Um clássico do bielorrusso Bogdanóv mede, alegoricamente, o pulso de um sistema socialista no Planeta Vermelho
Sociedade ideal não existe. Nem em Marte. Mas, em 1908, o escritor bielorrusso Aleksandr Bogdánov criou uma visionária obra de ficção científica que transportava o debate humanístico então em vigor justamente para o Planeta Vermelho, uma evidente alegoria da própria situação em que ele estava imerso naquele momento, o ambiente da Revolução Russa. O resultado, o livro Estrela Vermelha (Clássicos Boitempo), virou um vertiginoso exercício do debate sociopolítico e existencial em um terreno análogo ao do laboratório – no qual as circunstâncias artificiais criadas permitem a medição de reações naturais.
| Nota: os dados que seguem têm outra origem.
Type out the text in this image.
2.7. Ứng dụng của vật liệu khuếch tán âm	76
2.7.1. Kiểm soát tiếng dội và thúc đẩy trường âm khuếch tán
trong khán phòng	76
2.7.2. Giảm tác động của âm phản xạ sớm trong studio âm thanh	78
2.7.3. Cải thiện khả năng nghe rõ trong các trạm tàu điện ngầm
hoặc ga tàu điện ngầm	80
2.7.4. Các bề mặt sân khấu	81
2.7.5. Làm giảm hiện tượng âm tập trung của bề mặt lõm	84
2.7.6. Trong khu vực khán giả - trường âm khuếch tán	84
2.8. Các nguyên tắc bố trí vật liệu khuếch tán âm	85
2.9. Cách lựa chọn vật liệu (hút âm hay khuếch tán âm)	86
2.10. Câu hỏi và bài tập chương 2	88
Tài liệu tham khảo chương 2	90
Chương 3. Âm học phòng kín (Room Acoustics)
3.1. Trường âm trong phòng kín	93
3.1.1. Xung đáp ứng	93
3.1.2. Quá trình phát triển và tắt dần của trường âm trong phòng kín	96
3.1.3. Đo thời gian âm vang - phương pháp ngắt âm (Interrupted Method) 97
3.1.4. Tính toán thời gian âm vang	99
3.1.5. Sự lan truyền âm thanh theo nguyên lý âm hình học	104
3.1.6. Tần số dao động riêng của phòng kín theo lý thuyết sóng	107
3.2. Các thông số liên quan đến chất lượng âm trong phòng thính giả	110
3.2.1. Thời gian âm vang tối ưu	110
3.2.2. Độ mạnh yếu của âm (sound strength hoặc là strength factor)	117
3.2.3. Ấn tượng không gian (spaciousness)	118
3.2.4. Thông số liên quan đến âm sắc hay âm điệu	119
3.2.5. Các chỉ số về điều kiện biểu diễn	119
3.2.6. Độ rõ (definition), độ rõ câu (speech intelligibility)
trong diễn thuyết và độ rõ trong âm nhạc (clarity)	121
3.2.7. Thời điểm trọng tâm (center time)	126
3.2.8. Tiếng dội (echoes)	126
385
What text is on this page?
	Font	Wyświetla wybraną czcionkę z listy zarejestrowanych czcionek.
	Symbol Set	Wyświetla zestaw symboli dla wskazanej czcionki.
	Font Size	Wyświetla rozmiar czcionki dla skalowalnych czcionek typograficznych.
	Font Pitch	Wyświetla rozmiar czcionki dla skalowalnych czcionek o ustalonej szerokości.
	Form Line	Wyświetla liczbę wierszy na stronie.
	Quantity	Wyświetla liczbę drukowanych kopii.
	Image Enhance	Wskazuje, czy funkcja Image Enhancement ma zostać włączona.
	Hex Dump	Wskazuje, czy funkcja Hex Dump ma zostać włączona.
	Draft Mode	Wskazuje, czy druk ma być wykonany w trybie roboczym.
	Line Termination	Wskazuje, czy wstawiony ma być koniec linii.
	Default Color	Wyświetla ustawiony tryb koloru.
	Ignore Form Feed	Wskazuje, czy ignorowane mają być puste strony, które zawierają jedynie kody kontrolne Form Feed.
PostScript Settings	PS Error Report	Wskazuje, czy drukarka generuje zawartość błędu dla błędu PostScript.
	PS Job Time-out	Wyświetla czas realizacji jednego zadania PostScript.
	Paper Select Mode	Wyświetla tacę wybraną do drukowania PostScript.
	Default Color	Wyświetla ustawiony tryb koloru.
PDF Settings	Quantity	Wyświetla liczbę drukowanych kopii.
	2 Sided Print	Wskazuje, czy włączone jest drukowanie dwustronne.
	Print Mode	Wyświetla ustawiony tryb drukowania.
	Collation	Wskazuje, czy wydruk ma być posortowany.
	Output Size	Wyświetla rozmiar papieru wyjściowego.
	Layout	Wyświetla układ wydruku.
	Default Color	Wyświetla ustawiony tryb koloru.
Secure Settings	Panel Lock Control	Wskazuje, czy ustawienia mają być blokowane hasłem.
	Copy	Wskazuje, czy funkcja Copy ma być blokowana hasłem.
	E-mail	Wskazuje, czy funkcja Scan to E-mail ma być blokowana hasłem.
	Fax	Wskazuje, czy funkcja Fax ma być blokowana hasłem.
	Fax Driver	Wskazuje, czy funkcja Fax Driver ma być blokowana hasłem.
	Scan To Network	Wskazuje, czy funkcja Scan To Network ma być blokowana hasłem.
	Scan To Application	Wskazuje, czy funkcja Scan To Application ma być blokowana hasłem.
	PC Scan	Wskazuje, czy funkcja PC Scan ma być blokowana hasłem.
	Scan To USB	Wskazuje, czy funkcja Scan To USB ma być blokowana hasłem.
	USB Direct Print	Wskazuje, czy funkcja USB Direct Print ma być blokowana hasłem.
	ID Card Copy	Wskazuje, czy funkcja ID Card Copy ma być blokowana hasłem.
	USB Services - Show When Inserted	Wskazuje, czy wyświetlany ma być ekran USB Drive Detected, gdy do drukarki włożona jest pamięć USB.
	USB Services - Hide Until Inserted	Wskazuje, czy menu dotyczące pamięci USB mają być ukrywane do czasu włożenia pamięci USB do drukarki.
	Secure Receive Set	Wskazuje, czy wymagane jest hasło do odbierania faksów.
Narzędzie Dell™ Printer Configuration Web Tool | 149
O jovem Leonid, revolucionário questionador e cientista, é abduzido (voluntariamente) por um jovem marciano, Menny. Este, aparentemente, conduz à ruína o relacionamento amoroso (e defeituoso) de Leonid (a primeira pista de que algo não cheira bem) para conseguir que o rapaz o acompanhe a Marte, onde o exporá à sociedade socialista presumivelmente perfeita, alicerçada em tolerância, progresso científico e paridade de gênero.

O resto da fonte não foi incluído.